Das Strafgericht des Kantons Zug verurteilte den Mann zunächst wegen vorsätzlicher Widerhandlung gegen das Strahlenschutzgesetz zu einer bedingten Geldstrafe. Das Obergericht des Kantons Zug sprach ihn in zweiter Instanz jedoch frei: Es anerkannte, dass der Mann einem entschuldbaren Irrtum über die Rechtswidrigkeit seines Handelns unterlag. Trotzdem ordnete das Obergericht die Einziehung und Vernichtung des Laserpointers durch die Zuger Polizei an. Eine Entschädigung sprach es dem Mann nicht zu.

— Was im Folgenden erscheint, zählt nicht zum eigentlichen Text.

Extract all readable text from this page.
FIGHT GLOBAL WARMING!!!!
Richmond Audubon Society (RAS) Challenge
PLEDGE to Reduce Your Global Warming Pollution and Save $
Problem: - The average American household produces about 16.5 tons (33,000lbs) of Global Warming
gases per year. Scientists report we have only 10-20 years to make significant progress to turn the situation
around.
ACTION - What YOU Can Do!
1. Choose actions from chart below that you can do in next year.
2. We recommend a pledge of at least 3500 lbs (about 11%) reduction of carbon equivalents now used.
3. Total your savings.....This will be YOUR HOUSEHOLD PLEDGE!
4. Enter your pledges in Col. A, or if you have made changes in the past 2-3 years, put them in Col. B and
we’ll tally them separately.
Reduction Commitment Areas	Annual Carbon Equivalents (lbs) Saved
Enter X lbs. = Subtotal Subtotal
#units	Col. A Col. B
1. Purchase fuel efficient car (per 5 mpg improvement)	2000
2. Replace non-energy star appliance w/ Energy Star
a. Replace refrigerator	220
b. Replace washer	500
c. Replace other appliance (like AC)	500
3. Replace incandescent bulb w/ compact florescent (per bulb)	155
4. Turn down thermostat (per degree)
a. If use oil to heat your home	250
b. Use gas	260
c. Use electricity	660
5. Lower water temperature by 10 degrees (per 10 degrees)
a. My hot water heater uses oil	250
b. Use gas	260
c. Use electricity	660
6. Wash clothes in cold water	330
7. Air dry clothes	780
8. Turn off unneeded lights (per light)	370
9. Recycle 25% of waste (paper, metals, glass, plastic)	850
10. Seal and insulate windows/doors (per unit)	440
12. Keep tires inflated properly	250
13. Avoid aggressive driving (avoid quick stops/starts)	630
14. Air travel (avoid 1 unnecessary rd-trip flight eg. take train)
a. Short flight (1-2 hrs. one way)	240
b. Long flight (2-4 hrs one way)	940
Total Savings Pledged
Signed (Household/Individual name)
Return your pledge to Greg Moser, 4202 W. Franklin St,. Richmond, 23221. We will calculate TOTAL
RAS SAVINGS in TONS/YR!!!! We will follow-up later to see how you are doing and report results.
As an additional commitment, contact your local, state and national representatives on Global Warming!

Vor Bundesgericht wehrte sich der Mann gegen die Einziehung seines Geräts. Er argumentierte, es handle sich nicht um einen Laserpointer im rechtlichen Sinne, sondern um ein Laserhalbfabrikat für den Bau einer Lichtshow. Zudem sei das Gerät ungefährlich und er verfüge über entsprechende Fachkenntnisse. Das Bundesgericht folgte diesen Argumenten nicht. Es hielt fest, dass eine Einziehung auch ohne Verurteilung möglich ist, sofern eine tatbestandsmässige und rechtswidrige Handlung vorliegt und das Gerät eine künftige Gefährdung darstellt. Beides sei hier gegeben: Der Mann habe den Straftatbestand objektiv erfüllt, und Laserpointer der Klasse 2 gelten gesetzlich als Produkte mit erheblichem Gefährdungspotenzial.
Die Einziehung und Vernichtung des Laserpointers wurde damit bestätigt. Ebenso erhält der Mann keine Entschädigung für das Verfahren. Die Gerichtskosten von 2000 Franken trägt er selbst.